Every member of CS works with their manager to start creating their personal career roadmap when they reach their 90 day milestone. The practice starts the same for everyone, answering a series of questions that touch on and go beyond typical career questions. Each manager pushes the folks to whom they are primarily responsible to think through their plans and helps them identify who else in the organization/beyond can help support them to get to where they want to go.

It is very likely that other managers on the team may be brought in to support someone’s career roadmap as a secondary coach with a speciality in some area relevant to that member of the team.

Getting help

If an application engineer needs help, they have the following avenues:

  • If it’s technical, they post in #customer-support-internal to get help from their fellow application engineers
  • If it’s about how to handle a particular situation, they should go to their manager. If their manager is not online, they can either create a post in #customer-support-internal and @ mention @cs-leadership for another manager online to help and either work in that thread or request that whomever is going to help DM them if they need to chat privately,

We want to have a global team where folks can work anywhere in the world. We never want that to mean someone has to wait to get the help that they need.

Team meetings

For both weekly planning/retros and ad-hoc team meetings, each manager will facilitate a session on Wednesday at and . The application engineers in attendance at each session will change monthly based on what works best for each application engineer that month. Each application engineer has one option that always aligns with their working hours, and a second option that either aligns or lets them flex slightly if they want to easily experience another facilitation style.

At the end of each month, everyone participates in a quick Slack vote on which times will work for them in the coming month. Based on this, which application engineers participate in what time is identified randomly and each manager adjusts the invite for which they are responsible to reflect the correct participants for that month.

This model will let folks continue to work with and bond with folks across the team and not be limited just to those who report to the same manager.

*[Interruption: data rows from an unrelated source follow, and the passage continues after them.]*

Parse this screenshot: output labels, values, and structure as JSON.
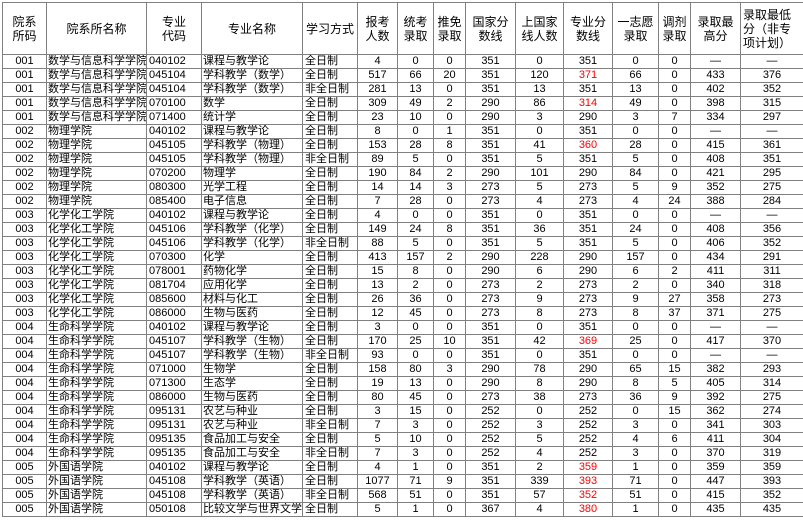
{
  "colors": {
    "highlight_red": "#ff0000",
    "grid_border": "#808080",
    "text": "#000000",
    "background": "#ffffff"
  },
  "table": {
    "headers": [
      "院系\n所码",
      "院系所名称",
      "专业\n代码",
      "专业名称",
      "学习方式",
      "报考\n人数",
      "统考\n录取",
      "推免\n录取",
      "国家分\n数线",
      "上国家\n线人数",
      "专业分\n数线",
      "一志愿\n录取",
      "调剂\n录取",
      "录取最\n高分",
      "录取最低\n分（非专\n项计划）"
    ],
    "rows": [
      [
        "001",
        "数学与信息科学学院",
        "040102",
        "课程与教学论",
        "全日制",
        "4",
        "0",
        "0",
        "351",
        "0",
        "351",
        "0",
        "0",
        "—",
        "—"
      ],
      [
        "001",
        "数学与信息科学学院",
        "045104",
        "学科教学（数学）",
        "全日制",
        "517",
        "66",
        "20",
        "351",
        "120",
        "371",
        "66",
        "0",
        "433",
        "376"
      ],
      [
        "001",
        "数学与信息科学学院",
        "045104",
        "学科教学（数学）",
        "非全日制",
        "281",
        "13",
        "0",
        "351",
        "13",
        "351",
        "13",
        "0",
        "402",
        "352"
      ],
      [
        "001",
        "数学与信息科学学院",
        "070100",
        "数学",
        "全日制",
        "309",
        "49",
        "2",
        "290",
        "86",
        "314",
        "49",
        "0",
        "398",
        "315"
      ],
      [
        "001",
        "数学与信息科学学院",
        "071400",
        "统计学",
        "全日制",
        "23",
        "10",
        "0",
        "290",
        "3",
        "290",
        "3",
        "7",
        "334",
        "297"
      ],
      [
        "002",
        "物理学院",
        "040102",
        "课程与教学论",
        "全日制",
        "8",
        "0",
        "1",
        "351",
        "0",
        "351",
        "0",
        "0",
        "—",
        "—"
      ],
      [
        "002",
        "物理学院",
        "045105",
        "学科教学（物理）",
        "全日制",
        "153",
        "28",
        "8",
        "351",
        "41",
        "360",
        "28",
        "0",
        "415",
        "361"
      ],
      [
        "002",
        "物理学院",
        "045105",
        "学科教学（物理）",
        "非全日制",
        "89",
        "5",
        "0",
        "351",
        "5",
        "351",
        "5",
        "0",
        "408",
        "351"
      ],
      [
        "002",
        "物理学院",
        "070200",
        "物理学",
        "全日制",
        "190",
        "84",
        "2",
        "290",
        "101",
        "290",
        "84",
        "0",
        "421",
        "295"
      ],
      [
        "002",
        "物理学院",
        "080300",
        "光学工程",
        "全日制",
        "14",
        "14",
        "3",
        "273",
        "5",
        "273",
        "5",
        "9",
        "352",
        "275"
      ],
      [
        "002",
        "物理学院",
        "085400",
        "电子信息",
        "全日制",
        "7",
        "28",
        "0",
        "273",
        "4",
        "273",
        "4",
        "24",
        "388",
        "284"
      ],
      [
        "003",
        "化学化工学院",
        "040102",
        "课程与教学论",
        "全日制",
        "4",
        "0",
        "0",
        "351",
        "0",
        "351",
        "0",
        "0",
        "—",
        "—"
      ],
      [
        "003",
        "化学化工学院",
        "045106",
        "学科教学（化学）",
        "全日制",
        "149",
        "24",
        "8",
        "351",
        "36",
        "351",
        "24",
        "0",
        "408",
        "356"
      ],
      [
        "003",
        "化学化工学院",
        "045106",
        "学科教学（化学）",
        "非全日制",
        "88",
        "5",
        "0",
        "351",
        "5",
        "351",
        "5",
        "0",
        "406",
        "352"
      ],
      [
        "003",
        "化学化工学院",
        "070300",
        "化学",
        "全日制",
        "413",
        "157",
        "2",
        "290",
        "228",
        "290",
        "157",
        "0",
        "434",
        "291"
      ],
      [
        "003",
        "化学化工学院",
        "078001",
        "药物化学",
        "全日制",
        "15",
        "8",
        "0",
        "290",
        "6",
        "290",
        "6",
        "2",
        "411",
        "311"
      ],
      [
        "003",
        "化学化工学院",
        "081704",
        "应用化学",
        "全日制",
        "13",
        "2",
        "0",
        "273",
        "2",
        "273",
        "2",
        "0",
        "340",
        "318"
      ],
      [
        "003",
        "化学化工学院",
        "085600",
        "材料与化工",
        "全日制",
        "26",
        "36",
        "0",
        "273",
        "9",
        "273",
        "9",
        "27",
        "358",
        "273"
      ],
      [
        "003",
        "化学化工学院",
        "086000",
        "生物与医药",
        "全日制",
        "12",
        "45",
        "0",
        "273",
        "8",
        "273",
        "8",
        "37",
        "371",
        "275"
      ],
      [
        "004",
        "生命科学学院",
        "040102",
        "课程与教学论",
        "全日制",
        "3",
        "0",
        "0",
        "351",
        "0",
        "351",
        "0",
        "0",
        "—",
        "—"
      ],
      [
        "004",
        "生命科学学院",
        "045107",
        "学科教学（生物）",
        "全日制",
        "170",
        "25",
        "10",
        "351",
        "42",
        "369",
        "25",
        "0",
        "417",
        "370"
      ],
      [
        "004",
        "生命科学学院",
        "045107",
        "学科教学（生物）",
        "非全日制",
        "93",
        "0",
        "0",
        "351",
        "0",
        "351",
        "0",
        "0",
        "—",
        "—"
      ],
      [
        "004",
        "生命科学学院",
        "071000",
        "生物学",
        "全日制",
        "158",
        "80",
        "3",
        "290",
        "78",
        "290",
        "65",
        "15",
        "382",
        "293"
      ],
      [
        "004",
        "生命科学学院",
        "071300",
        "生态学",
        "全日制",
        "19",
        "13",
        "0",
        "290",
        "8",
        "290",
        "8",
        "5",
        "405",
        "314"
      ],
      [
        "004",
        "生命科学学院",
        "086000",
        "生物与医药",
        "全日制",
        "80",
        "45",
        "0",
        "273",
        "38",
        "273",
        "36",
        "9",
        "392",
        "275"
      ],
      [
        "004",
        "生命科学学院",
        "095131",
        "农艺与种业",
        "全日制",
        "3",
        "15",
        "0",
        "252",
        "0",
        "252",
        "0",
        "15",
        "362",
        "274"
      ],
      [
        "004",
        "生命科学学院",
        "095131",
        "农艺与种业",
        "非全日制",
        "7",
        "3",
        "0",
        "252",
        "3",
        "252",
        "3",
        "0",
        "341",
        "303"
      ],
      [
        "004",
        "生命科学学院",
        "095135",
        "食品加工与安全",
        "全日制",
        "5",
        "10",
        "0",
        "252",
        "5",
        "252",
        "4",
        "6",
        "411",
        "304"
      ],
      [
        "004",
        "生命科学学院",
        "095135",
        "食品加工与安全",
        "非全日制",
        "7",
        "3",
        "0",
        "252",
        "4",
        "252",
        "3",
        "0",
        "370",
        "319"
      ],
      [
        "005",
        "外国语学院",
        "040102",
        "课程与教学论",
        "全日制",
        "4",
        "1",
        "0",
        "351",
        "2",
        "359",
        "1",
        "0",
        "359",
        "359"
      ],
      [
        "005",
        "外国语学院",
        "045108",
        "学科教学（英语）",
        "全日制",
        "1077",
        "71",
        "9",
        "351",
        "339",
        "393",
        "71",
        "0",
        "447",
        "393"
      ],
      [
        "005",
        "外国语学院",
        "045108",
        "学科教学（英语）",
        "非全日制",
        "568",
        "51",
        "0",
        "351",
        "57",
        "352",
        "51",
        "0",
        "415",
        "352"
      ],
      [
        "005",
        "外国语学院",
        "050108",
        "比较文学与世界文学",
        "全日制",
        "5",
        "1",
        "0",
        "367",
        "4",
        "380",
        "1",
        "0",
        "435",
        "435"
      ]
    ],
    "highlight_cells": [
      [
        1,
        10
      ],
      [
        3,
        10
      ],
      [
        6,
        10
      ],
      [
        20,
        10
      ],
      [
        29,
        10
      ],
      [
        30,
        10
      ],
      [
        31,
        10
      ],
      [
        32,
        10
      ]
    ]
  }
}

Each manager can put their own spin on the planning/retro they facilitate. Each week, the agenda will have some items that every manager will cover to ensure alignment across the entire team, and they will have space to put their spin on it to keep this synchronous time interesting and engaging.

If any all-team wide ad hoc meetings are also needed, this same model will be used, where the managers each facilitate a session and participants opt into which times work and are randomly identified for one of the sessions that works for them.

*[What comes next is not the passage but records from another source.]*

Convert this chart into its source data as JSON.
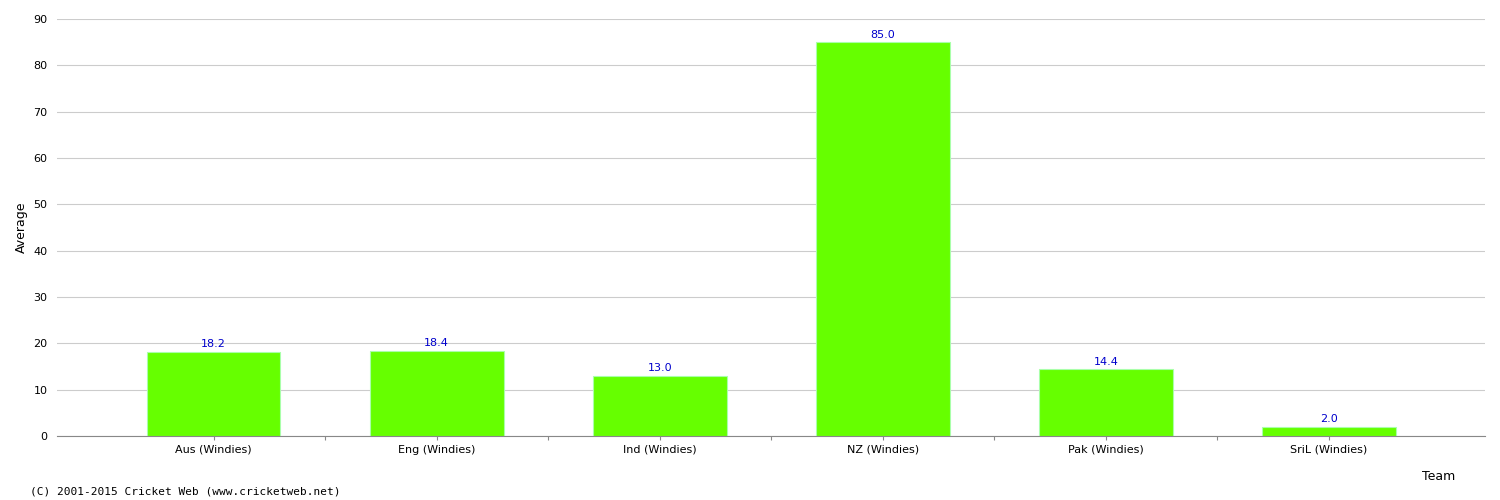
{
  "categories": [
    "Aus (Windies)",
    "Eng (Windies)",
    "Ind (Windies)",
    "NZ (Windies)",
    "Pak (Windies)",
    "SriL (Windies)"
  ],
  "values": [
    18.2,
    18.4,
    13.0,
    85.0,
    14.4,
    2.0
  ],
  "bar_color": "#66ff00",
  "bar_edge_color": "#aaffaa",
  "label_color": "#0000cc",
  "xlabel": "Team",
  "ylabel": "Average",
  "ylim": [
    0,
    90
  ],
  "yticks": [
    0,
    10,
    20,
    30,
    40,
    50,
    60,
    70,
    80,
    90
  ],
  "grid_color": "#cccccc",
  "background_color": "#ffffff",
  "footer": "(C) 2001-2015 Cricket Web (www.cricketweb.net)",
  "label_fontsize": 8,
  "axis_fontsize": 9,
  "tick_fontsize": 8,
  "footer_fontsize": 8,
  "bar_width": 0.6
}
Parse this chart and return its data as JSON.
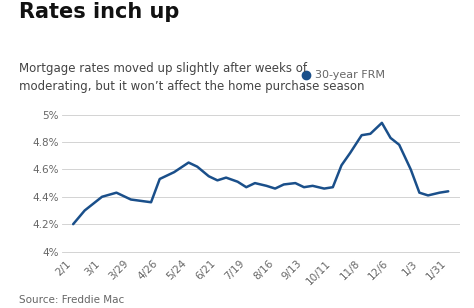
{
  "title": "Rates inch up",
  "subtitle": "Mortgage rates moved up slightly after weeks of\nmoderating, but it won’t affect the home purchase season",
  "source": "Source: Freddie Mac",
  "legend_label": "30-year FRM",
  "line_color": "#1a4f8a",
  "background_color": "#ffffff",
  "x_labels": [
    "2/1",
    "3/1",
    "3/29",
    "4/26",
    "5/24",
    "6/21",
    "7/19",
    "8/16",
    "9/13",
    "10/11",
    "11/8",
    "12/6",
    "1/3",
    "1/31"
  ],
  "x_positions": [
    0,
    1,
    2,
    3,
    4,
    5,
    6,
    7,
    8,
    9,
    10,
    11,
    12,
    13
  ],
  "data_x": [
    0.0,
    0.4,
    1.0,
    1.5,
    2.0,
    2.7,
    3.0,
    3.5,
    4.0,
    4.3,
    4.7,
    5.0,
    5.3,
    5.7,
    6.0,
    6.3,
    6.7,
    7.0,
    7.3,
    7.7,
    8.0,
    8.3,
    8.7,
    9.0,
    9.3,
    9.6,
    10.0,
    10.3,
    10.7,
    11.0,
    11.3,
    11.7,
    12.0,
    12.3,
    12.7,
    13.0
  ],
  "data_y": [
    4.2,
    4.3,
    4.4,
    4.43,
    4.38,
    4.36,
    4.53,
    4.58,
    4.65,
    4.62,
    4.55,
    4.52,
    4.54,
    4.51,
    4.47,
    4.5,
    4.48,
    4.46,
    4.49,
    4.5,
    4.47,
    4.48,
    4.46,
    4.47,
    4.63,
    4.72,
    4.85,
    4.86,
    4.94,
    4.83,
    4.78,
    4.6,
    4.43,
    4.41,
    4.43,
    4.44
  ],
  "ylim": [
    3.97,
    5.05
  ],
  "yticks": [
    4.0,
    4.2,
    4.4,
    4.6,
    4.8,
    5.0
  ],
  "ytick_labels": [
    "4%",
    "4.2%",
    "4.4%",
    "4.6%",
    "4.8%",
    "5%"
  ],
  "title_fontsize": 15,
  "subtitle_fontsize": 8.5,
  "axis_fontsize": 7.5,
  "source_fontsize": 7.5,
  "legend_fontsize": 8,
  "title_color": "#111111",
  "subtitle_color": "#444444",
  "axis_tick_color": "#666666",
  "grid_color": "#cccccc",
  "source_color": "#666666"
}
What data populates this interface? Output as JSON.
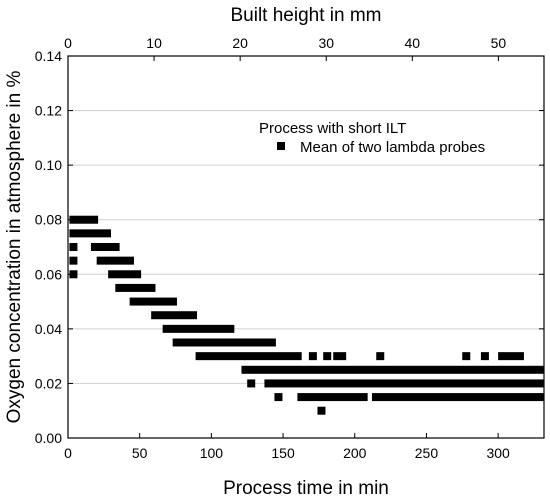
{
  "chart_data": {
    "type": "scatter",
    "title": "",
    "xlabel": "Process time in min",
    "x2label": "Built height in mm",
    "ylabel": "Oxygen concentration in atmosphere in %",
    "xlim": [
      0,
      332
    ],
    "x2lim": [
      0,
      55.3
    ],
    "ylim": [
      0,
      0.14
    ],
    "x_ticks": [
      "0",
      "50",
      "100",
      "150",
      "200",
      "250",
      "300"
    ],
    "x_tick_values": [
      0,
      50,
      100,
      150,
      200,
      250,
      300
    ],
    "x2_ticks": [
      "0",
      "10",
      "20",
      "30",
      "40",
      "50"
    ],
    "x2_tick_values": [
      0,
      10,
      20,
      30,
      40,
      50
    ],
    "y_ticks": [
      "0.00",
      "0.02",
      "0.04",
      "0.06",
      "0.08",
      "0.10",
      "0.12",
      "0.14"
    ],
    "y_tick_values": [
      0,
      0.02,
      0.04,
      0.06,
      0.08,
      0.1,
      0.12,
      0.14
    ],
    "grid": "horizontal",
    "legend": {
      "title": "Process with short ILT",
      "placement": "top-right",
      "entries": [
        "Mean of two lambda probes"
      ]
    },
    "marker_color": "#000000",
    "grid_color": "#d0d0d0",
    "series": [
      {
        "name": "Mean of two lambda probes",
        "marker": "square",
        "runs": [
          {
            "y": 0.08,
            "x_start": 1,
            "x_end": 21
          },
          {
            "y": 0.075,
            "x_start": 1,
            "x_end": 30
          },
          {
            "y": 0.07,
            "x_start": 1,
            "x_end": 5
          },
          {
            "y": 0.07,
            "x_start": 16,
            "x_end": 36
          },
          {
            "y": 0.065,
            "x_start": 1,
            "x_end": 3
          },
          {
            "y": 0.065,
            "x_start": 20,
            "x_end": 46
          },
          {
            "y": 0.06,
            "x_start": 1,
            "x_end": 3
          },
          {
            "y": 0.06,
            "x_start": 28,
            "x_end": 51
          },
          {
            "y": 0.055,
            "x_start": 33,
            "x_end": 61
          },
          {
            "y": 0.05,
            "x_start": 43,
            "x_end": 76
          },
          {
            "y": 0.045,
            "x_start": 58,
            "x_end": 90
          },
          {
            "y": 0.04,
            "x_start": 66,
            "x_end": 116
          },
          {
            "y": 0.035,
            "x_start": 73,
            "x_end": 145
          },
          {
            "y": 0.03,
            "x_start": 89,
            "x_end": 163
          },
          {
            "y": 0.03,
            "x_start": 168,
            "x_end": 172
          },
          {
            "y": 0.03,
            "x_start": 178,
            "x_end": 182
          },
          {
            "y": 0.03,
            "x_start": 185,
            "x_end": 194
          },
          {
            "y": 0.03,
            "x_start": 215,
            "x_end": 219
          },
          {
            "y": 0.03,
            "x_start": 275,
            "x_end": 279
          },
          {
            "y": 0.03,
            "x_start": 288,
            "x_end": 291
          },
          {
            "y": 0.03,
            "x_start": 300,
            "x_end": 318
          },
          {
            "y": 0.025,
            "x_start": 121,
            "x_end": 332
          },
          {
            "y": 0.02,
            "x_start": 125,
            "x_end": 130
          },
          {
            "y": 0.02,
            "x_start": 137,
            "x_end": 332
          },
          {
            "y": 0.015,
            "x_start": 144,
            "x_end": 148
          },
          {
            "y": 0.015,
            "x_start": 160,
            "x_end": 209
          },
          {
            "y": 0.015,
            "x_start": 212,
            "x_end": 332
          },
          {
            "y": 0.01,
            "x_start": 174,
            "x_end": 178
          }
        ]
      }
    ]
  }
}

Aimee will attend as-needed and when needed, will attend all sessions.

Team announcements/initiatives

Whenever there is an announcement that will impact the entire team, the leadership team will default to asynchronous communication and any member of the leadership team may take responsibility for the communication in #customer-support-internal. Where the announcement benefits from synchronous communication, the leadership team will decide whether it’s something that is best shared in the weekly planning/retro or during 1:1s.

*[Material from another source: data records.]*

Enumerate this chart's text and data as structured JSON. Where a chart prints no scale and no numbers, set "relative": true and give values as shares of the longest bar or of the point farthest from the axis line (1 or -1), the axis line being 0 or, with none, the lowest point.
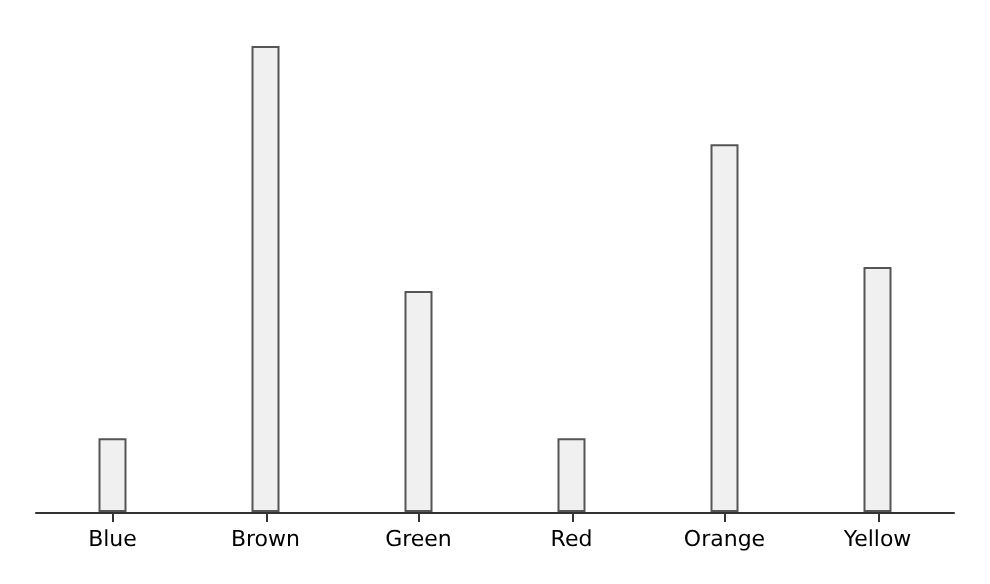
{
  "chart_data": {
    "type": "bar",
    "relative": true,
    "categories": [
      "Blue",
      "Brown",
      "Green",
      "Red",
      "Orange",
      "Yellow"
    ],
    "values": [
      0.158,
      1,
      0.474,
      0.158,
      0.789,
      0.526
    ],
    "color": "#f0f0f0"
  }
}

Whenever there is an initiative that requires the entire team, one member of the leadership team will take responsibility and determine how we will facilitate, involve everyone. This could look different with each initiative, but whichever member of the leadership team takes responsibility, they will ensure to facilitate the initiative with healthy change management practices.

The idea here is that any member of the leadership team may share/solicit important information to/from the entire team, not just a CSE’s direct manager.

Group projects

For team initiatives, various application engineers will need to collaborate together in various group formations. Folks can work with folks across the entire team and will never be limited just to the folks who report to the same manager.

Social gatherings

We will continue to have several optional ways for the team to engage socially:

  • Asynchronously in our #cs-social channel
  • Synchronously 1:1 via the random #weekly #customer-support-weekly pairing donut app pairing
  • Synchronously on Friday via two afternoon/end of day social sessions that are scheduled at and . Everyone is invited as optional and whoever shows up for the session gets to decide how they want to enjoy each other’s company.
  • Asynchronously and/or synchronously during quarterly virtual events (until we are able to move to consistent in-person)

Quarterly check-ins

Every quarter, Aimee will check-in with each member of the team to catch-up, see how things are going, gather perspectives, and validate the team is headed and/or operating the way we want.

Performance management

Everyone only has one manager and that manager is the individual responsible for any performance management that is necessary. At no point is this org structure meant to make it so that anyone feels like they have multiple managers. While any leader may offer positive feedback, only someone’s direct manager or a peer will offer constructive feedback unless the situation is so dire that another leader must do so (this would be very, very rare). There may be times when someone and their manager agree to involve another leader in soliciting feedback (for example, during the 360 review process) and that is entirely acceptable.